As a winner of the competition, he traveled to Panama where he was able to receive his prize (ambassadorial title) and perform the song.

“The fight against corruption is everybody’s business and I think getting involved is the best thing I can do to help my country. I cannot sit and remain silent while the majority of my people are suffering as a result of corruption and I have the opportunity to speak against it but don’t want to. That will be the greatest sin I will be committing against them,” the singer noted.

Recognition

After his return home, Nasseman, whose real name is Rabbie Nassrallah, began intensifying his fight against corruption by releasing a couple of tracks on the topics of corruption and hosting small town hall-style community events to raise awareness about the negative impact of corruption.

Nasseman added: “Corruption is like a disease and has eaten up the entire society; so I felt like using music to get the message across. I have a strong fan base which I can convince to choose integrity over dishonesty.

“I have a responsibility and that responsibility is to help make the youth to understand the pros and cons about corruption. This, at the end of the day, will allow them to choose what is right or wrong without someone forcing them to do so. Therefore when they make their own decisions, they will know that they alone will not bear the consequence but the entire country.”

And due to his effort to eliminate or reduce corruption, Nasseman is expected to be awarded and named Transparency International Global Ambassador in the fight against corruption, which will be given to him at the 18th annual International Anti-corruption Committee (IACC) event, which is expected to be held in Copenhagen, Demark, in October this year.

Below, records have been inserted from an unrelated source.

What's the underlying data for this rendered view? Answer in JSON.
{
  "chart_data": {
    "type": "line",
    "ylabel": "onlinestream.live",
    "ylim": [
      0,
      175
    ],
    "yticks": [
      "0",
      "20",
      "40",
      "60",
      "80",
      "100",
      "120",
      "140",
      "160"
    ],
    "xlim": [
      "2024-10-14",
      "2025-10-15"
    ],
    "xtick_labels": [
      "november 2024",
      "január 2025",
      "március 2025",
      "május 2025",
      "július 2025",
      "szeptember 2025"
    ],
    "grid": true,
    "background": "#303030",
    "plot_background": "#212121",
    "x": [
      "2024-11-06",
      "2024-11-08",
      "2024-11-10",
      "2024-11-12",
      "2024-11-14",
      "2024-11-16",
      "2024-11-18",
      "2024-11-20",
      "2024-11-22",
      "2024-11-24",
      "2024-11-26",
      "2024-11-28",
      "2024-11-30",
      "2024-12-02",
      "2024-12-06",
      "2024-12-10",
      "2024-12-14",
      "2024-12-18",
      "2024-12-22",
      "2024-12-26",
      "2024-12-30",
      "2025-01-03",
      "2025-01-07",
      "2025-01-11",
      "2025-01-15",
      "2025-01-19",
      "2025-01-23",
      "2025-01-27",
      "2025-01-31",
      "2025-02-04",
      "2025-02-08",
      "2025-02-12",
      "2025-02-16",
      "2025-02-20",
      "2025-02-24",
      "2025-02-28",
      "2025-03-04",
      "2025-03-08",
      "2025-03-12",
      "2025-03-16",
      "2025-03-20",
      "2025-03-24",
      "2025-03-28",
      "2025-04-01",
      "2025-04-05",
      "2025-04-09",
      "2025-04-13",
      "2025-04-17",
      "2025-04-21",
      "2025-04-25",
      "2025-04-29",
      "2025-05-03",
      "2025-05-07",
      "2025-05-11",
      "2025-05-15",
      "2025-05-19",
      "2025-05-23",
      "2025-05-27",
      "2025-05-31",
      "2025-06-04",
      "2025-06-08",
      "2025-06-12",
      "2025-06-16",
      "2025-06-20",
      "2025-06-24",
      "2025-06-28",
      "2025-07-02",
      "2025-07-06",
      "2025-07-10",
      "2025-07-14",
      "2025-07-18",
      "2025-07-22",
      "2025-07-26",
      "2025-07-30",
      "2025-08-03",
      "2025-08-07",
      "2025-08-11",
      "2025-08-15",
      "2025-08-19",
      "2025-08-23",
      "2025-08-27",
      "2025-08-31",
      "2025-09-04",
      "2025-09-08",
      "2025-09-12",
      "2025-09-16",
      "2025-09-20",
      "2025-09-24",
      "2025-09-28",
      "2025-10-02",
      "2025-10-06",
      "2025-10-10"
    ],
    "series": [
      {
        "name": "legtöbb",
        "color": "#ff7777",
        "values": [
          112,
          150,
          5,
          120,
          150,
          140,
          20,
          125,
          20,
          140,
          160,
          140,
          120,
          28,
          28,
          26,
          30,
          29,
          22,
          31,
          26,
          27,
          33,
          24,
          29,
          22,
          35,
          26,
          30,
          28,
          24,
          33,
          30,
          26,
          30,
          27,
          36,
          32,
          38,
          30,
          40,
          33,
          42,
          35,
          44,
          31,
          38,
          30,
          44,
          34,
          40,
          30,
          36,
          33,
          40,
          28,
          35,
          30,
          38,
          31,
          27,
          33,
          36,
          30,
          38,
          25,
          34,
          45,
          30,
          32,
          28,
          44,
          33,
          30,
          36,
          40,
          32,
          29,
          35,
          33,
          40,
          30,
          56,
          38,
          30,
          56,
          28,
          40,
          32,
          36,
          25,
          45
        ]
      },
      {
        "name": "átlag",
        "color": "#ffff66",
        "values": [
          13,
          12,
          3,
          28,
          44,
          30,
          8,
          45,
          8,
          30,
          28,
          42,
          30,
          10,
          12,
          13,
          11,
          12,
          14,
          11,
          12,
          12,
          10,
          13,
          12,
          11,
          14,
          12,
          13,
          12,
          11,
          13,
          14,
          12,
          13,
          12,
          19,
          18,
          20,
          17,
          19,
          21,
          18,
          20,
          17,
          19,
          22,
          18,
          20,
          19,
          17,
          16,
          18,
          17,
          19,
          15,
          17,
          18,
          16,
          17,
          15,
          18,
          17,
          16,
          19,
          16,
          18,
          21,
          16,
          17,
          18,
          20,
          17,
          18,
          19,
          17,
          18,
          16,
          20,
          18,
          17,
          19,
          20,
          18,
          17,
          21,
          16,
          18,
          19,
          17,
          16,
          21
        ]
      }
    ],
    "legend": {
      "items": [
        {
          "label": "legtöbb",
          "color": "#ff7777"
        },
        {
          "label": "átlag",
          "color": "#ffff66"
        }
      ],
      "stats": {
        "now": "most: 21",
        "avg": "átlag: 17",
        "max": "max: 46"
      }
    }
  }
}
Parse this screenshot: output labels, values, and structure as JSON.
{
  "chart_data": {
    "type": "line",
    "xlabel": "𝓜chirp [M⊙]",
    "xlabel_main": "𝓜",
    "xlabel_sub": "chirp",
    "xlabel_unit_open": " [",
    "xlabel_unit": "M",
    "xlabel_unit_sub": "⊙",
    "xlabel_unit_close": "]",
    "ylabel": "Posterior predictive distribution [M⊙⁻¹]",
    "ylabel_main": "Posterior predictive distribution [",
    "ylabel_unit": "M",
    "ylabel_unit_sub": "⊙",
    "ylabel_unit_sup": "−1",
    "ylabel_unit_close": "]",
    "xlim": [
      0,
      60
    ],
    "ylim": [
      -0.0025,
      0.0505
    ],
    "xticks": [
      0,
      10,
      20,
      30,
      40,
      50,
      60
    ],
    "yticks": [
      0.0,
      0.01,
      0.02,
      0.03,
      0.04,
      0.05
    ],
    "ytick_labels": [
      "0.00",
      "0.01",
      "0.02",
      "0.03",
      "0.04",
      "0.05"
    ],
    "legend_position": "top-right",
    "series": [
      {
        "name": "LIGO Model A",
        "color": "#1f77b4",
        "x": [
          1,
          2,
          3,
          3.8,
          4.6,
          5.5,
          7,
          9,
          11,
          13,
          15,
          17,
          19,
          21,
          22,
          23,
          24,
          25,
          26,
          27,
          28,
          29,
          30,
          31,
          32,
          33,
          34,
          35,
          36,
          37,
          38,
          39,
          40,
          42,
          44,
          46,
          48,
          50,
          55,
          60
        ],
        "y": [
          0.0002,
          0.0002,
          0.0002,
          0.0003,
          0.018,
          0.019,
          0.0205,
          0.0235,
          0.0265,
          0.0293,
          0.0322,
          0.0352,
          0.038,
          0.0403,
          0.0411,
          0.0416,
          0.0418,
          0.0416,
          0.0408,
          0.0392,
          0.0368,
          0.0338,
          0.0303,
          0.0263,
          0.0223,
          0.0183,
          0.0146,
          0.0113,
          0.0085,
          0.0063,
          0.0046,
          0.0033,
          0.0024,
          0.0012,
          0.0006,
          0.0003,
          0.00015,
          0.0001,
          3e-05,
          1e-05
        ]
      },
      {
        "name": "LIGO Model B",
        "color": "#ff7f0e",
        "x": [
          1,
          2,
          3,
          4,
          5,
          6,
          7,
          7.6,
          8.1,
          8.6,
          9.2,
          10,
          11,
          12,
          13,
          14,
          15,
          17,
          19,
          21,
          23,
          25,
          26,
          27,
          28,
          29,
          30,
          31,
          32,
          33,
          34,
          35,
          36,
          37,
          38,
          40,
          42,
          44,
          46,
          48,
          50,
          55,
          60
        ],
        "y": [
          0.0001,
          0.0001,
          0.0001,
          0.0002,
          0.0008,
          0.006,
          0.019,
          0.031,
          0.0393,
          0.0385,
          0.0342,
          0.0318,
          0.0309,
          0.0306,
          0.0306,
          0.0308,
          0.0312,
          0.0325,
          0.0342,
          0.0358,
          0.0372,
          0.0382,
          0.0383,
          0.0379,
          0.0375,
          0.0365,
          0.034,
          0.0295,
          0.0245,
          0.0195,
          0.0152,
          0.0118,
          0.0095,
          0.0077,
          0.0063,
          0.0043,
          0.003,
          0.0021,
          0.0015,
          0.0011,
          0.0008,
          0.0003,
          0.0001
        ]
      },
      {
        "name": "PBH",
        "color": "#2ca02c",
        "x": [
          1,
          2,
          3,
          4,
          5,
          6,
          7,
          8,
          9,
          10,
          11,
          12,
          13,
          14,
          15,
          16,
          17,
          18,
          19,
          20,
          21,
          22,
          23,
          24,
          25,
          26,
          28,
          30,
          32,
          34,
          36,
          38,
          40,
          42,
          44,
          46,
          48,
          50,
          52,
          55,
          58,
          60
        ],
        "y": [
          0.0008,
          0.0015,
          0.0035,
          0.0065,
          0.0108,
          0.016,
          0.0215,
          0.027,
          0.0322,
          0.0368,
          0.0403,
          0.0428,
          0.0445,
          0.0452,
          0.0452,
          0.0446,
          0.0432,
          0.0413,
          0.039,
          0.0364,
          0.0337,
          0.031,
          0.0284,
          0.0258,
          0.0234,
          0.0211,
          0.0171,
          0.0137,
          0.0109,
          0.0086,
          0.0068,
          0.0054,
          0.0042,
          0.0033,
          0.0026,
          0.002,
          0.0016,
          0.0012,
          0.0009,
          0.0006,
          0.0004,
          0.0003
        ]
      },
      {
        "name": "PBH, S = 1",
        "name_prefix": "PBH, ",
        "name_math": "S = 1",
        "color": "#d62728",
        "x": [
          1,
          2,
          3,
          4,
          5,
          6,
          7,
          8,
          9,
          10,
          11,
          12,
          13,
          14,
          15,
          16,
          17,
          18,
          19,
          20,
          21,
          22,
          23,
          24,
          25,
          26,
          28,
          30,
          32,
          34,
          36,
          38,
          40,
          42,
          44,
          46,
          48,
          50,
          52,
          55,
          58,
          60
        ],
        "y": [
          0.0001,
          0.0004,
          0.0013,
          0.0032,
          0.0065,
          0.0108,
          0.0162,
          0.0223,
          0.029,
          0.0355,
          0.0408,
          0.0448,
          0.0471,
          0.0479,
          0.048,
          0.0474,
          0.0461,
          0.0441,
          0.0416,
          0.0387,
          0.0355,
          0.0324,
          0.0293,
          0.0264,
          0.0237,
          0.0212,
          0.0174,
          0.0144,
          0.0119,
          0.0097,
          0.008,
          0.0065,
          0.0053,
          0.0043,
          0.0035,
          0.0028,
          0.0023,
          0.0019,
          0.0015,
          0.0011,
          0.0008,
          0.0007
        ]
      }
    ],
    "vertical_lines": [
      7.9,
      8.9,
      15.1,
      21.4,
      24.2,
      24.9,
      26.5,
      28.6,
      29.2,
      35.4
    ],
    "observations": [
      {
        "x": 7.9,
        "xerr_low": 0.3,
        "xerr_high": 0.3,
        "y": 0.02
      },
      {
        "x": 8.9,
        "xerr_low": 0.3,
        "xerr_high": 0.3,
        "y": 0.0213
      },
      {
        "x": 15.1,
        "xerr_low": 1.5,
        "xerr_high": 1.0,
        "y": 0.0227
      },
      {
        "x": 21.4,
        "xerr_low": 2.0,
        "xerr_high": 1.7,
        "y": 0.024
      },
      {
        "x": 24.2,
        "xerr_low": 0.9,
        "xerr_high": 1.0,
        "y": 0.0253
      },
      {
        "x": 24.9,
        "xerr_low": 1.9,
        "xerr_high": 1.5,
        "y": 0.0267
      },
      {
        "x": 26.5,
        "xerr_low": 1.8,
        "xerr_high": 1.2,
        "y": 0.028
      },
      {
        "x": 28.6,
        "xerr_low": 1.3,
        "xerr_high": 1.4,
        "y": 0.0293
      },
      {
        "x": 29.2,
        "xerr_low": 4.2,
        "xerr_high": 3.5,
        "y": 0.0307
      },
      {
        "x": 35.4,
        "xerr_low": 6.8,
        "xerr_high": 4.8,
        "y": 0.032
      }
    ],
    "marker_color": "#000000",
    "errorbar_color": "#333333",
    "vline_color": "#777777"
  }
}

“I’m grateful for this upcoming honor and it just motivates me to do more. And this will give more focus to the youth, which constitutes half of the nation, with my campaign since I have a strong influence over them. If I can leverage my influence over them properly, I’m sure that the high rate of corruption can be reduced among them,” the artist said.

Future move

As an upcoming ambassador for Transparency International, Nasseman has gone on to register an organization called Art for Transparency, which is dedicated to using art to intensify the fight against corruption.

The organization, Nasseman explained, will incorporate people with artistic talents to widely spread its anti-corruption message so that it cannot reach the next generation of Liberians at this early stage.

“Part of my goal is to lobby for the inclusion of anti-corruption lesson to be incorporated into curriculums. The fight against corruption has to be taken to the next generation of Liberians. The sooner we start telling them about dishonesty, the better we can help them understand Integrity,” Nasseman added.